Den Schulterschluss über alle Ämter und Stadtkonzerne hinweg erreichen
Im Laufe der Umsetzung des Aktionstages wurde erkennbar, dass der notwendige Schulterschluss für eine gemeinsame Verfolgung von Nachhaltigkeitszielen kein Selbstläufer war. Gleichzeitig waren für die Verwaltungsspitze Nachhaltigkeitsziele und übergreifende Zusammenarbeit wichtige Konzepte. Wie konnte man den Schulterschluss erreichen? Die monatlich stattfindende Konzern-Dienstbesprechung erschien als geeignetes Forum. Das ist ein Termin, bei dem sich unter der Moderation des Oberbürgermeisters die Amtsleitungen und die Leitungen der städtischen Tochtergesellschaften (vom Amt für öffentliche Ordnung bis zur Stadtentwässerung usw.) austauschen. In einem Schreiben des Oberbürgermeisters an die Teilnehmenden der Konzern-Dienstbesprechung wurde das Vorgehen und die Zielsetzung erläutert. Den Auftakt machte das BNE-Kompetenzzentrum in Zusammenarbeit mit dem Reutlinger Bildungsbüro mit einem Video-Vortrag, in dem unter anderem der Whole Institution Approach und die besondere Rolle der Führungskräfte erläutert wurde.
Seit April 2024 ist vorgesehen, dass in der Regel der erste Tagesordnungspunkt (TOP) "Nachhaltigkeit und Klimaschutz im Stadtkonzern RT" lautet.
In diesem TOP stellt ein Amt oder ein städtisches Tochterunternehmen eigene Nachhaltigkeitsbemühungen unter folgenden Fragestellungen vor:
- „Was läuft gut?
- Was können andere von Ihnen lernen?
- An welchen Stellen gibt es Hemmnisse?
- Und: welche Verbindungsprojekte können Sie sich vorstellen?“
Unter Verbindungsprojekten versteht man Projekte, bei denen mindestens zwei unterschiedliche Ämter oder Dezernate zusammenarbeiten.
Die Task-Force Klima und Umwelt sammelt die Anmeldungen für die nächsten Vorstellungen in den folgenden Terminen, ebenso Ideen für die Verbindungsprojekte, die die Grundlage für einen Projekte-Workshop in 2025 sein werden.
Formelle und informelle Formate stoßen neue Entwicklungen an
Parallel hierzu laufen weitere Prozesse: Beispielsweise hat sich im Zuge der Teilnahme der Stadtverwaltung & Friends an der globalen Aktion Veganuary unter der Regie des Bildungsbüros ein gemeinsamer klimafreundlicher Mittagstisch gegründet.
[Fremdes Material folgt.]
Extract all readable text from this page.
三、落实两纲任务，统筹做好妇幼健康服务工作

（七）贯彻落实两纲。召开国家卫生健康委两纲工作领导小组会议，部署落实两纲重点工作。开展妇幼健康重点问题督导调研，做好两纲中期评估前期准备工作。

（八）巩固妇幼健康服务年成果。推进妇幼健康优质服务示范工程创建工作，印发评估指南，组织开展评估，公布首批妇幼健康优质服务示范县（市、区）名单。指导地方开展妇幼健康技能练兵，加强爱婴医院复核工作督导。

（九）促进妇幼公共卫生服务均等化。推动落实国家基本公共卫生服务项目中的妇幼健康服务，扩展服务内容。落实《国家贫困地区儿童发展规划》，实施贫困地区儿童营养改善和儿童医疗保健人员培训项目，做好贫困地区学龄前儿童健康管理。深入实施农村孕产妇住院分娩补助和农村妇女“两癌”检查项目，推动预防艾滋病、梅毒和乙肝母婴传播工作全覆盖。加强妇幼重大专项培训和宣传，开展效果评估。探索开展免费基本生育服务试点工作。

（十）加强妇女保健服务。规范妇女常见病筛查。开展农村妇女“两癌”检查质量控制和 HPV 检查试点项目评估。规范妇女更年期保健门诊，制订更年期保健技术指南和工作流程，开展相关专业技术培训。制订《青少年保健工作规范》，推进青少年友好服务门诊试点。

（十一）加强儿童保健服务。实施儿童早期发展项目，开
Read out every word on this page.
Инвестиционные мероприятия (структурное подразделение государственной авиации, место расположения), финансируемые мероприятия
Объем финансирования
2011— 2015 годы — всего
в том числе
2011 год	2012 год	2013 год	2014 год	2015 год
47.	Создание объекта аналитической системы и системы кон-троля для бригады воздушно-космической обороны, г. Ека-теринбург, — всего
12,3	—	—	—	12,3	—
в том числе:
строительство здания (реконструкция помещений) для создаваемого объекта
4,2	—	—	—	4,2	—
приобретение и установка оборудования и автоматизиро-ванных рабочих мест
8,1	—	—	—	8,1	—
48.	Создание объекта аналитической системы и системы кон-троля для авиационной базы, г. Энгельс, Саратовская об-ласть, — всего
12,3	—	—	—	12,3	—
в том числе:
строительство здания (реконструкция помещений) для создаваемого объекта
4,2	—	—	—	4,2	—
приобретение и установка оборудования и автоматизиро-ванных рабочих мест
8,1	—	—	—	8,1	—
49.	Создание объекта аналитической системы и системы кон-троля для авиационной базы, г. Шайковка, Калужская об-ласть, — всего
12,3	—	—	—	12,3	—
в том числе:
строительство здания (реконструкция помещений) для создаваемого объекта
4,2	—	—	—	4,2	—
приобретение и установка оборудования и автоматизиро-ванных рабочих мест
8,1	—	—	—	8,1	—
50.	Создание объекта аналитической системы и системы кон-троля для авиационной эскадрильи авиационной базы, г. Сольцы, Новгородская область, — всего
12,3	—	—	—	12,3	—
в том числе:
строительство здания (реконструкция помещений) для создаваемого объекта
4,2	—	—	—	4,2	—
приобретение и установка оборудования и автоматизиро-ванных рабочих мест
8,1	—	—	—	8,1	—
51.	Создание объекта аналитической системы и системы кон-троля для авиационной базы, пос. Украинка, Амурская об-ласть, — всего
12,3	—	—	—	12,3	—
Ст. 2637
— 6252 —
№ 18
Einmal monatlich gehen Interessierte zusammen essen und tauschen sich während der Mittagspause im lockeren Rahmen unter anderem zu Klimaschutz-Ideen aus. Ein Schneeballeffekt tritt ein. Aus dem Vorschlag, die Verpflegung bei städtischen Veranstaltungen nachhaltiger zu gestalten, wurden Leitlinien für das zukünftige städtische Verpflegungsangebot erstellt. Im stadtinternen Intranet wurde ein "Arbeitsraum Veganuary" geöffnet, der zukünftig zum "Arbeitsraum Nachhaltigkeit und Klimaschutz" umgestaltet werden soll. In diesen informellen und formellen Formaten können Nachhaltigkeitsziele amts- und dezernatsübergreifend entwickelt und in den Stadtkonzern eingespeist werden.
Fazit
Nachhaltigkeitsziele und Bildung für nachhaltige Entwicklung regen in einer Stadtverwaltung bereichsübergreifende Prozesse an, die eine innovative und moderne Verwaltung fördern. Diese schließen amts- und dezernatsübergreifende Zusammenarbeit ein - eine Zusammenarbeit, die sowohl von der Mitarbeiterschaft als auch von der Verwaltungsspitze in Reutlingen erwünscht ist.